街中が浮かれたっているような気がする中、私は真っ白いハーフコートを羽織り、細渕の横に並んで歩いた。
「ごめんな、約束を守れなくって」
クリスマスイヴにAHIに合わせる段取りをつけたからと、細渕から知らせを受けたのは食事を共にしたその日の深夜だった。
恵子の表情が気になった私は、少しためらいながら、本当に甘えて良いのと柄にもなく訊ねてしまうと、一瞬、間が置かれ、何でそんなことを聞くんだと怒ったような口調で細渕は聞き返して来た。
「別に意味なんかないんです。ただ夢みたいな話だったから」
最近、細渕の言動にドキッとさせられることがある。具体的に表現が出来ないのだが、物を言わせない迫力を感じてしまう。
焦りを隠しながらそう答えた私に、俺を誰だと思っているんだ。もっといい思いをさせてあげるからと、早口で返され、私は無理にはしゃぎ声をあげてみる。
「楽しみですね」
心の中のもう一人の自分が呟く。
「本当かよ」
違和感が漲る。
「友達も誘え」
そう言われて、私は誰を誘うか迷った。
素子や友里には細渕の存在を知られたくない。直感的にそう思った。私の中にある不安をこの二人が暴いてしまうような気がしたからだ。

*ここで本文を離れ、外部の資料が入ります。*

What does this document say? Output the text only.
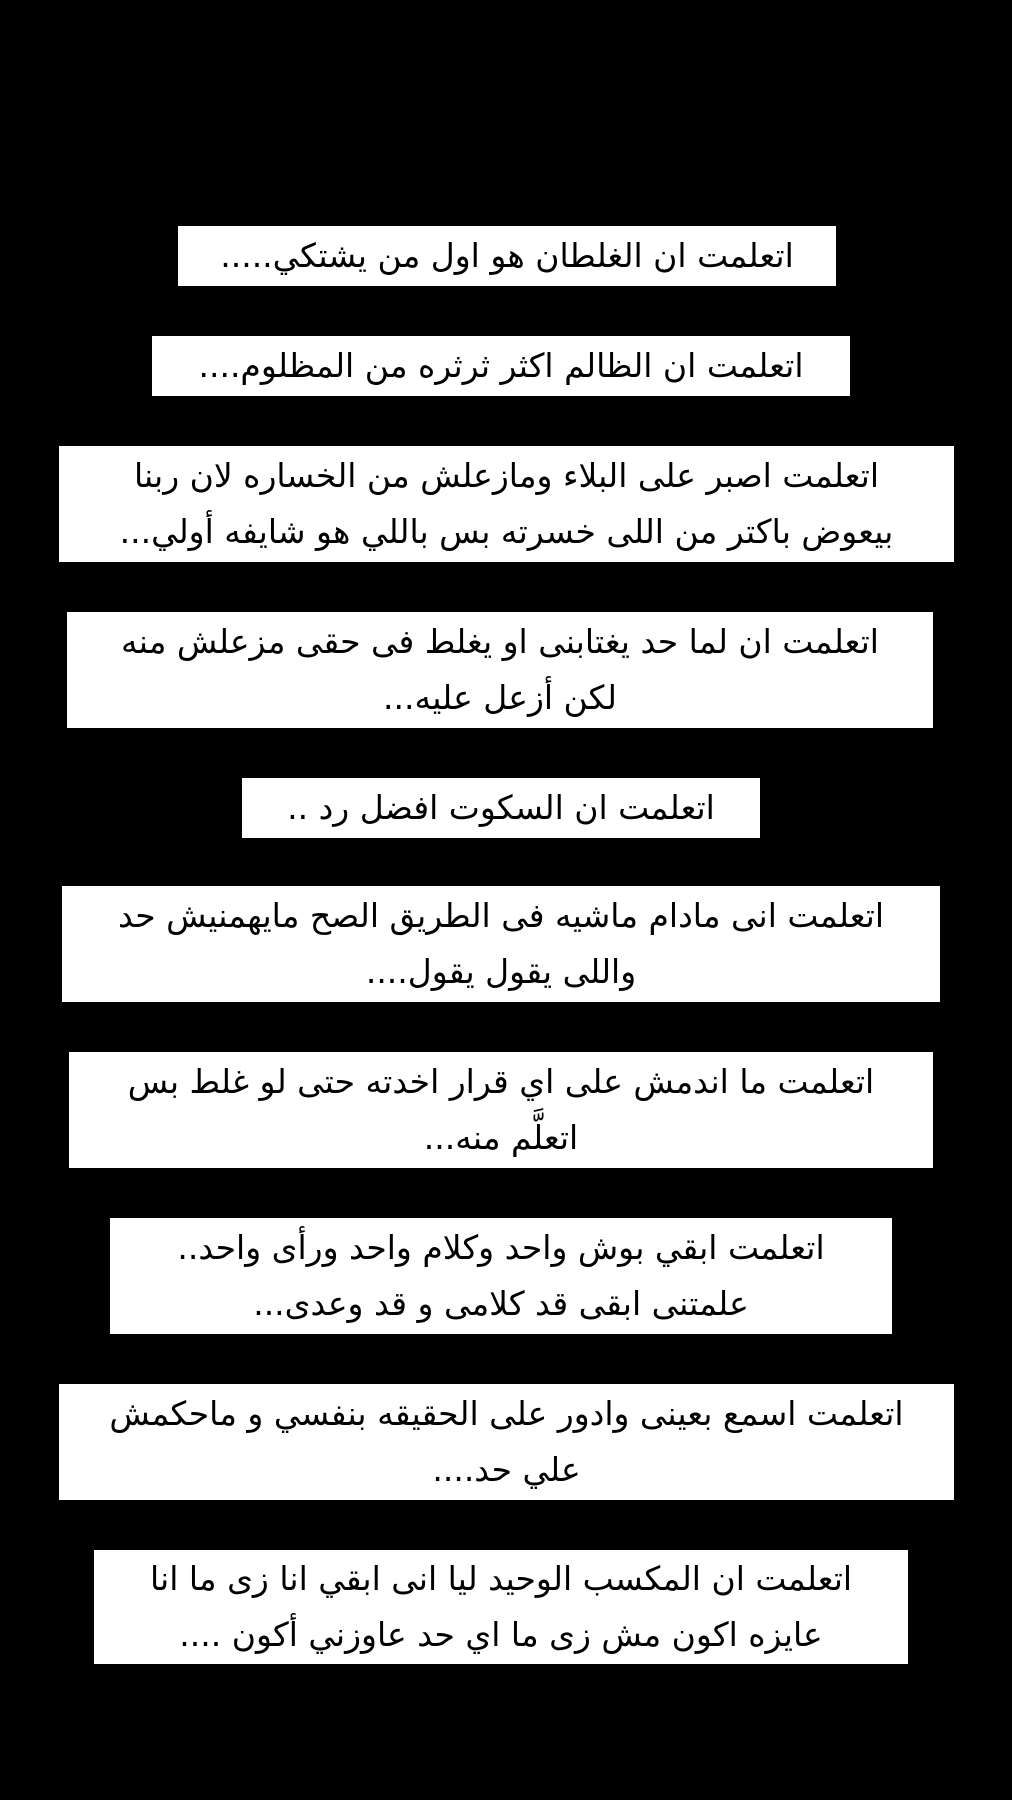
اتعلمت ان الغلطان هو اول من يشتكي.....

اتعلمت ان الظالم اكثر ثرثره من المظلوم....

اتعلمت اصبر على البلاء ومازعلش من الخساره لان ربنا
بيعوض باكتر من اللى خسرته بس باللي هو شايفه أولي...

اتعلمت ان لما حد يغتابنى او يغلط فى حقى مزعلش منه
لكن أزعل عليه...

اتعلمت ان السكوت افضل رد ..

اتعلمت انى مادام ماشيه فى الطريق الصح مايهمنيش حد
واللى يقول يقول....

اتعلمت ما اندمش على اي قرار اخدته حتى لو غلط بس
اتعلَّم منه...

اتعلمت ابقي بوش واحد وكلام واحد ورأى واحد..
علمتنى ابقى قد كلامى و قد وعدى...

اتعلمت اسمع بعينى وادور على الحقيقه بنفسي و ماحكمش
علي حد....

اتعلمت ان المكسب الوحيد ليا انى ابقي انا زى ما انا
عايزه اكون مش زى ما اي حد عاوزني أكون ....
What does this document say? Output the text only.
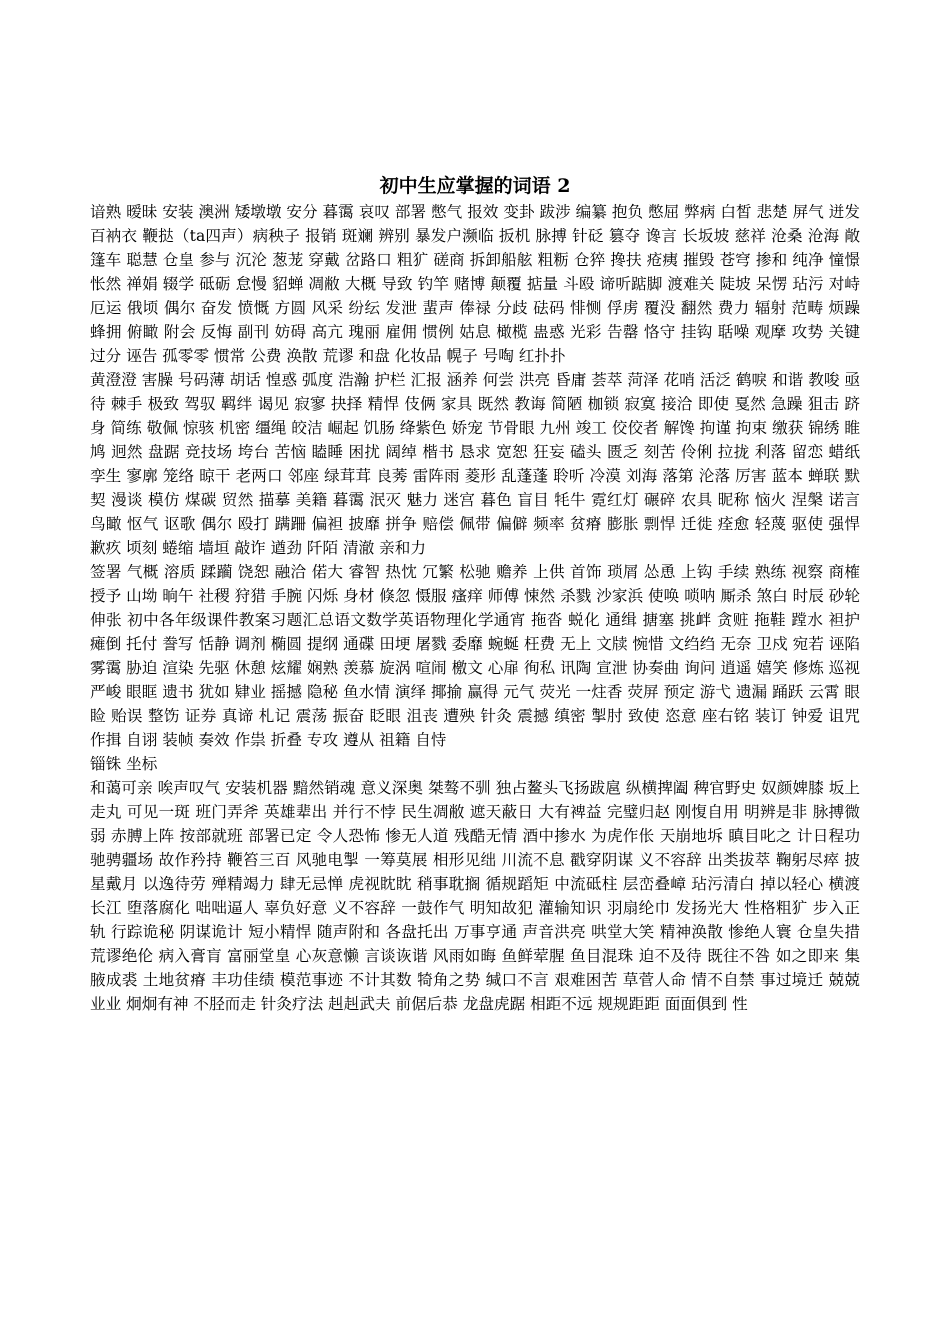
初中生应掌握的词语 2

谙熟 暧昧 安装 澳洲 矮墩墩 安分 暮霭 哀叹 部署 憋气 报效 变卦 跋涉 编纂 抱负 憋屈 弊病 白皙 悲楚 屏气 迸发 百衲衣 鞭挞（ta四声）病秧子 报销 斑斓 辨别 暴发户濒临 扳机 脉搏 针砭 篡夺 谗言 长坂坡 慈祥 沧桑 沧海 敞篷车 聪慧 仓皇 参与 沉沦 葱茏 穿戴 岔路口 粗犷 磋商 拆卸船舷 粗粝 仓猝 搀扶 疮痍 摧毁 苍穹 掺和 纯净 憧憬 怅然 禅娟 辍学 砥砺 怠慢 貂蝉 凋敝 大概 导致 钓竿 赌博 颠覆 掂量 斗殴 谛听踮脚 渡难关 陡坡 呆愣 玷污 对峙 厄运 俄顷 偶尔 奋发 愤慨 方圆 风采 纷纭 发泄 蜚声 俸禄 分歧 砝码 悱恻 俘虏 覆没 翻然 费力 辐射 范畴 烦躁 蜂拥 俯瞰 附会 反悔 副刊 妨碍 高亢 瑰丽 雇佣 惯例 姑息 橄榄 蛊惑 光彩 告罄 恪守 挂钩 聒噪 观摩 攻势 关键 过分 诬告 孤零零 惯常 公费 涣散 荒谬 和盘 化妆品 幌子 号啕 红扑扑

黄澄澄 害臊 号码薄 胡话 惶惑 弧度 浩瀚 护栏 汇报 涵养 何尝 洪亮 昏庸 荟萃 菏泽 花哨 活泛 鹤唳 和谐 教唆 亟待 棘手 极致 驾驭 羁绊 谒见 寂寥 抉择 精悍 伎俩 家具 既然 教诲 简陋 枷锁 寂寞 接洽 即使 戛然 急躁 狙击 跻身 简练 敬佩 惊骇 机密 缰绳 皎洁 崛起 饥肠 绛紫色 娇宠 节骨眼 九州 竣工 佼佼者 解馋 拘谨 拘束 缴获 锦绣 睢鸠 迥然 盘踞 竞技场 垮台 苦恼 瞌睡 困扰 阔绰 楷书 恳求 宽恕 狂妄 磕头 匮乏 刻苦 伶俐 拉拢 利落 留恋 蜡纸 孪生 寥廓 笼络 晾干 老两口 邻座 绿茸茸 良莠 雷阵雨 菱形 乱蓬蓬 聆听 冷漠 刘海 落第 沦落 厉害 蓝本 蝉联 默契 漫谈 模仿 煤碳 贸然 描摹 美籍 暮霭 泯灭 魅力 迷宫 暮色 盲目 牦牛 霓红灯 碾碎 农具 昵称 恼火 涅槃 诺言 鸟瞰 怄气 讴歌 偶尔 殴打 蹒跚 偏袒 披靡 拼争 赔偿 佩带 偏僻 频率 贫瘠 膨胀 剽悍 迁徙 痊愈 轻蔑 驱使 强悍 歉疚 顷刻 蜷缩 墙垣 敲诈 遒劲 阡陌 清澈 亲和力

签署 气概 溶质 蹂躏 饶恕 融洽 偌大 睿智 热忱 冗繁 松驰 赡养 上供 首饰 琐屑 怂恿 上钩 手续 熟练 视察 商榷 授予 山坳 晌午 社稷 狩猎 手腕 闪烁 身材 倏忽 慑服 瘙痒 师傅 悚然 杀戮 沙家浜 使唤 唢呐 厮杀 煞白 时辰 砂轮 伸张 初中各年级课件教案习题汇总语文数学英语物理化学通宵 拖沓 蜕化 通缉 搪塞 挑衅 贪赃 拖鞋 蹚水 袒护 瘫倒 托付 誊写 恬静 调剂 椭圆 提纲 通碟 田埂 屠戮 委靡 蜿蜒 枉费 无上 文牍 惋惜 文绉绉 无奈 卫戍 宛若 诬陷 雾霭 胁迫 渲染 先驱 休憩 炫耀 娴熟 羡慕 旋涡 喧闹 檄文 心扉 徇私 讯陶 宣泄 协奏曲 询问 逍遥 嬉笑 修炼 巡视 严峻 眼眶 遗书 犹如 肄业 摇撼 隐秘 鱼水情 演绎 揶揄 赢得 元气 荧光 一炷香 荧屏 预定 游弋 遗漏 踊跃 云霄 眼睑 贻误 整饬 证券 真谛 札记 震荡 振奋 眨眼 沮丧 遭殃 针灸 震撼 缜密 掣肘 致使 恣意 座右铭 装订 钟爱 诅咒 作揖 自诩 装帧 奏效 作祟 折叠 专攻 遵从 祖籍 自恃

锱铢 坐标

和蔼可亲 唉声叹气 安装机器 黯然销魂 意义深奥 桀骜不驯 独占鳌头飞扬跋扈 纵横捭阖 稗官野史 奴颜婢膝 坂上走丸 可见一斑 班门弄斧 英雄辈出 并行不悖 民生凋敝 遮天蔽日 大有裨益 完璧归赵 刚愎自用 明辨是非 脉搏微弱 赤膊上阵 按部就班 部署已定 令人恐怖 惨无人道 残酷无情 酒中掺水 为虎作伥 天崩地坼 瞋目叱之 计日程功 驰骋疆场 故作矜持 鞭笞三百 风驰电掣 一筹莫展 相形见绌 川流不息 戳穿阴谋 义不容辞 出类拔萃 鞠躬尽瘁 披星戴月 以逸待劳 殚精竭力 肆无忌惮 虎视眈眈 稍事耽搁 循规蹈矩 中流砥柱 层峦叠嶂 玷污清白 掉以轻心 横渡长江 堕落腐化 咄咄逼人 辜负好意 义不容辞 一鼓作气 明知故犯 灌输知识 羽扇纶巾 发扬光大 性格粗犷 步入正轨 行踪诡秘 阴谋诡计 短小精悍 随声附和 各盘托出 万事亨通 声音洪亮 哄堂大笑 精神涣散 惨绝人寰 仓皇失措 荒谬绝伦 病入膏肓 富丽堂皇 心灰意懒 言谈诙谐 风雨如晦 鱼鲜荤腥 鱼目混珠 迫不及待 既往不咎 如之即来 集腋成裘 土地贫瘠 丰功佳绩 模范事迹 不计其数 犄角之势 缄口不言 艰难困苦 草菅人命 情不自禁 事过境迁 兢兢业业 炯炯有神 不胫而走 针灸疗法 赳赳武夫 前倨后恭 龙盘虎踞 相距不远 规规距距 面面俱到 性
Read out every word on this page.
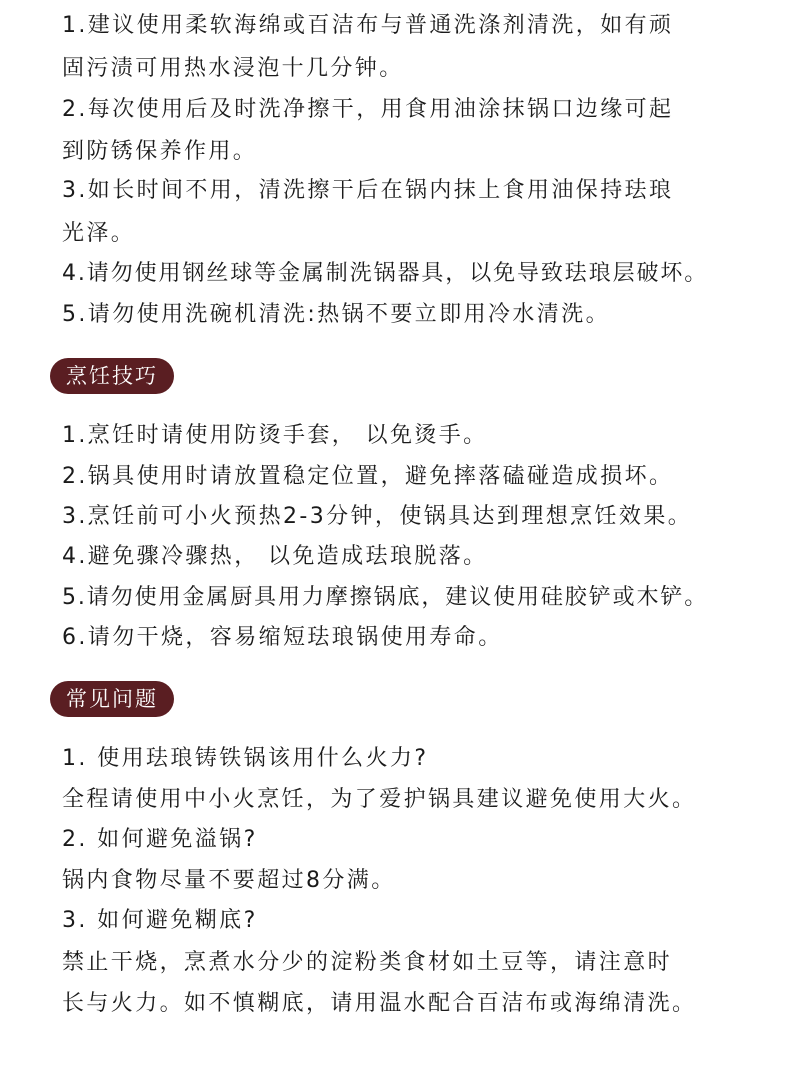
1.建议使用柔软海绵或百洁布与普通洗涤剂清洗，如有顽
固污渍可用热水浸泡十几分钟。
2.每次使用后及时洗净擦干，用食用油涂抹锅口边缘可起
到防锈保养作用。
3.如长时间不用，清洗擦干后在锅内抹上食用油保持珐琅
光泽。
4.请勿使用钢丝球等金属制洗锅器具，以免导致珐琅层破坏。
5.请勿使用洗碗机清洗:热锅不要立即用冷水清洗。
烹饪技巧
1.烹饪时请使用防烫手套， 以免烫手。
2.锅具使用时请放置稳定位置，避免摔落磕碰造成损坏。
3.烹饪前可小火预热2-3分钟，使锅具达到理想烹饪效果。
4.避免骤冷骤热， 以免造成珐琅脱落。
5.请勿使用金属厨具用力摩擦锅底，建议使用硅胶铲或木铲。
6.请勿干烧，容易缩短珐琅锅使用寿命。
常见问题
1. 使用珐琅铸铁锅该用什么火力?
全程请使用中小火烹饪，为了爱护锅具建议避免使用大火。
2. 如何避免溢锅?
锅内食物尽量不要超过8分满。
3. 如何避免糊底?
禁止干烧，烹煮水分少的淀粉类食材如土豆等，请注意时
长与火力。如不慎糊底，请用温水配合百洁布或海绵清洗。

私の中の赤ランプはずっと前から点滅を繰り返している。それでも細淵という存在を失いたくはない。
当たり障りのない和美を誘った。
高校の同級生。特別仲がいいわけでもなかったが、気を遣う相手でもない。お互い一人じゃ物足りない時に連絡を取り合う仲。それが和美だった。
約束の日、細渕の電話で起こされる。
「真理恵ちゃん、恵子が急に腹が痛いって言いだして今救急外来を受けている最中なんだけど、どうも切迫流産らしいんだ」
妙に落ち着き払った口調に、私は引っ掛かりながら、妊娠していたんですかと聞き返した。
「俺も知らなくって、今聞かされて驚いた所だよ」
「大事に至らなければいいですね」
「ああ……。それで、悪いんだけど」
やっぱり。何故か私の中にそんな言葉が浮かんだ。
「大丈夫です。友人にもその旨を知らせておきますから」
「本当に悪い」
「大丈夫です」
「この埋め合わせはきっとするから」
「気にしないでください」
「いや、そういうわけには」
そんな押し問答を数分繰り返し私は電話を切った。
なぜだろ。最初からそうなるような気がしていた。だから和美には一緒に食事をしないかとだけ伝えてあった。
家に戻るとタイミングを計っていたかのように携帯が鳴った。
細渕からだ。
「恵子さんの傍にいてあげなくっていいんですか?」
「あいつなら大丈夫。今、実家に帰っているから。それに落ち込んでいるあいつの顔を今はまともに見てられないし」
「でも、こんな時だからこそ傍にいて欲しいって思っているんじゃないかな」
「真理恵ちゃんは優しいね。本気で好きになっちゃいそうだ」
すっと肩を抱かれ、私は後ろめたさと優越感の狭間で、細淵を見上げる。
「……独り占めにしたい」
耳元でささやかれ、私はコクンと頷く。